# Is it just me?



## Neon_xero (Dec 15, 2020)

Is it just me or does any of y'alls tortoises or turtles climb things vertically I don't know If it's just my box turtle and my testudo? So about 2 years ago I had chicken wire in my planters to keep my tortoise from falling out well that didn't work because HE STARTED CLIMBING THE CHICKEN WIRE! I don't know how he got that much upper arm strength lol I wish I took a pic but I think my mom has one. please tell me if y'alls tortoises do this?


----------



## Lyn W (Dec 15, 2020)

Yes they can be good climbers - found this pic on google


Many people cap the corners or edges of enclosures to create an overhang.
Some can even be great burrowers too.
Bigger torts like sulcatas may just bulldoze their way through!
Maybe sight barriers would stop him wanting to escape.


----------



## JoesMum (Dec 15, 2020)

Russians (Horsfield) in particular are notorious for climbing. But other species will do it too.

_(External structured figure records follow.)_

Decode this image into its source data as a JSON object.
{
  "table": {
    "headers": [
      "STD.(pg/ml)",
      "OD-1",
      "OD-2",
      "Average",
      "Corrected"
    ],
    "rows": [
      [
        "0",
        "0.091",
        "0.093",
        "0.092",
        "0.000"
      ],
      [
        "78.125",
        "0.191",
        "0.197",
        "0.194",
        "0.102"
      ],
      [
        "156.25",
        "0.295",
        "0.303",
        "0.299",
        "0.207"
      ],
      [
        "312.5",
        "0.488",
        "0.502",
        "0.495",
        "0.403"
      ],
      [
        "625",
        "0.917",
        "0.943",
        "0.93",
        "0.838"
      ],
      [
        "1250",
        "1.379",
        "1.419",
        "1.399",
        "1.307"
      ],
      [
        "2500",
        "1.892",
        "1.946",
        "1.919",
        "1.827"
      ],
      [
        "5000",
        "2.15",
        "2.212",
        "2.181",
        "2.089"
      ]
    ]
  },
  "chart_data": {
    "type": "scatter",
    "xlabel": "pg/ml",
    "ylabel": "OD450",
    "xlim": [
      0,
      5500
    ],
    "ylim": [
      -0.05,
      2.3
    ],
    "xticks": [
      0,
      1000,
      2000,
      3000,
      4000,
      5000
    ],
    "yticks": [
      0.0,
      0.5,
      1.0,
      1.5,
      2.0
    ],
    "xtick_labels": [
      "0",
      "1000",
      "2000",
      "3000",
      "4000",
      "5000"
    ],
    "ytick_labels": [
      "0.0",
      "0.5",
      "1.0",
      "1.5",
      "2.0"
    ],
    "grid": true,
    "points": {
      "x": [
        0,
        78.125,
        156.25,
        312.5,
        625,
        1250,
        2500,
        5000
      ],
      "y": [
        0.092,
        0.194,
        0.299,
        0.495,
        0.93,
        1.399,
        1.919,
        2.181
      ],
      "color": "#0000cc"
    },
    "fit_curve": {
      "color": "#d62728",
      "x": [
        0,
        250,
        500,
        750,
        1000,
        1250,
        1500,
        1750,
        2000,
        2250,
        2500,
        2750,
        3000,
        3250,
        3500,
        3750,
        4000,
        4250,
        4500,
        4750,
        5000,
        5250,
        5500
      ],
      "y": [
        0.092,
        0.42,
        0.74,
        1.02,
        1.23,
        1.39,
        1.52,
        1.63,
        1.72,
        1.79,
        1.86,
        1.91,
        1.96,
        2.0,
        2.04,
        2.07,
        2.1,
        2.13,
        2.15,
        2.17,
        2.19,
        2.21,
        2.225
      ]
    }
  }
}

Capping corners is essential to prevent esc


----------



## Sleppo (Dec 16, 2020)

Russians are very good climbers and very persistent. It's been my experience that once they climb something they will continue to try to do it. I have had to modify my enclosures multiple times for climbing and digging.


----------



## Trudy_the_tortoise (Jan 8, 2021)

Yes I have seen my tort climb wire in the backyard. Torts can be really good at climbing!


----------



## Faygen (Jan 8, 2021)

I used to keep my Herman's in a big rabbit cage with the wire top similar to a hamster cage and I once caught him climbing it like we would ladders


----------



## Tom (Jan 8, 2021)

This is why you don't use "wire" of any kind to enclose tortoises. They need solid visual barriers and smooth walls with no footholds.


----------



## Cicitina (Jan 8, 2021)

My marginated will try and climb anything in his enclosure. He will also try and climb the walls to see you when you approach. He has become a very avid climber over the last month and it makes me very anxious!


----------



## Faygen (Jan 8, 2021)

Yea I thought the plastic bit was tall enough and immediately changed it when I saw him he wasn't in it long at all terrifies me how much they like to climb sometimes


----------